Nie wieder das Niveau von „Der englische Patient“ erreicht

Gerade eben hat Michael Ondaatje für seinen 1992 veröffentlichten und genial verfilmten „Der englische Patient“ den „Golden Booker“ bekommen, nach Meinung der Briten ist das der beste Roman, der jemals den „Booker-Preis“ bekommen hat. Zu Recht. Denn „Der englische Patient“ handelt, von einem furios mit unzähligen Handlungsfäden und verknäuelten Figurenkonstellationen traumwandlerisch jonglierenden Autor verfasst, von den ganz großen Fragen, Liebe und Tod, Verrat und Krieg, Schuld und Sühne. Ein Roman, der wie ein genialer Fels aus der Brandung der ihn umgegebenen literarischen Mittelmäßigkeit herausragt.

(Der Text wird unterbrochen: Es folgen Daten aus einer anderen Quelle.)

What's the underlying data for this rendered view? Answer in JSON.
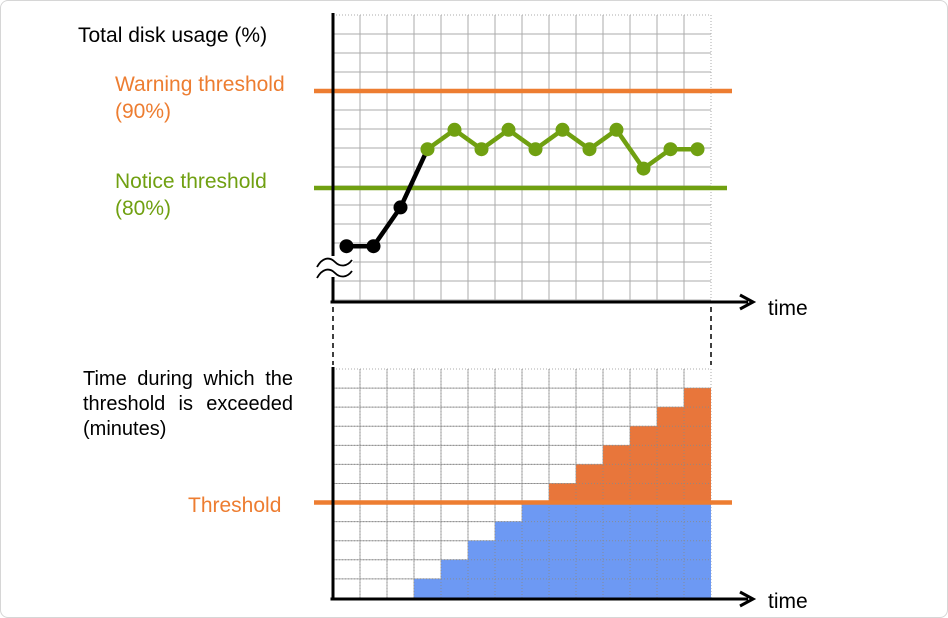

Doch seien wir ehrlich: Weder mit „Anils Geist“ (2000), „Divisadero“ (2007) oder „Katzentisch“ (2012) hat Ondaatje jemals wieder das literarische Niveau des „englischen Patienten“ erreicht. Die Erwartungen an das „Kriegslicht“ waren dennoch hoch. Und die Enttäuschung ist nun umso größer. Denn es ist, man mag es kaum laut sagen, ein misslungener Roman. Ondaatje hangelt sich von einem Einfall zum nächsten, lässt Ideen und Personen kurz aufscheinen und wieder verschwinden, mäandert durch seine Geschichten und Geheimnisse wie Nathaniel auf nächtlichen Bootstouren über die dunklen Kanäle Londons.

Eine Erzählkunst, die sich selbst genügt

Ondaatje kann sich nicht entscheiden, was er uns erzählen und wohin er uns führen will. Kein einziges der vielen Rätsel wird gelöst, alles verschwimmt im Nebel einer Erzählkunst, die sich selbst genügt und keine Lust hat, sich dem Leser mitzuteilen. Ondaatje stellt seinem Roman ein geheimnisvoll-rätselhaftes Zitat voraus: „Die meisten großen Schlachten werden in den Falten von Landkarten ausgetragen.“ Wer das gesagt hat und was es bedeuten könnte, das verrät uns der Schriftsteller leider nicht.

Michael Ondaatje: „Kriegslicht“. Roman. Aus dem Englischen von Anna Leube. Carl Hanser Verlag, München. 320 Seiten, 24 Euro.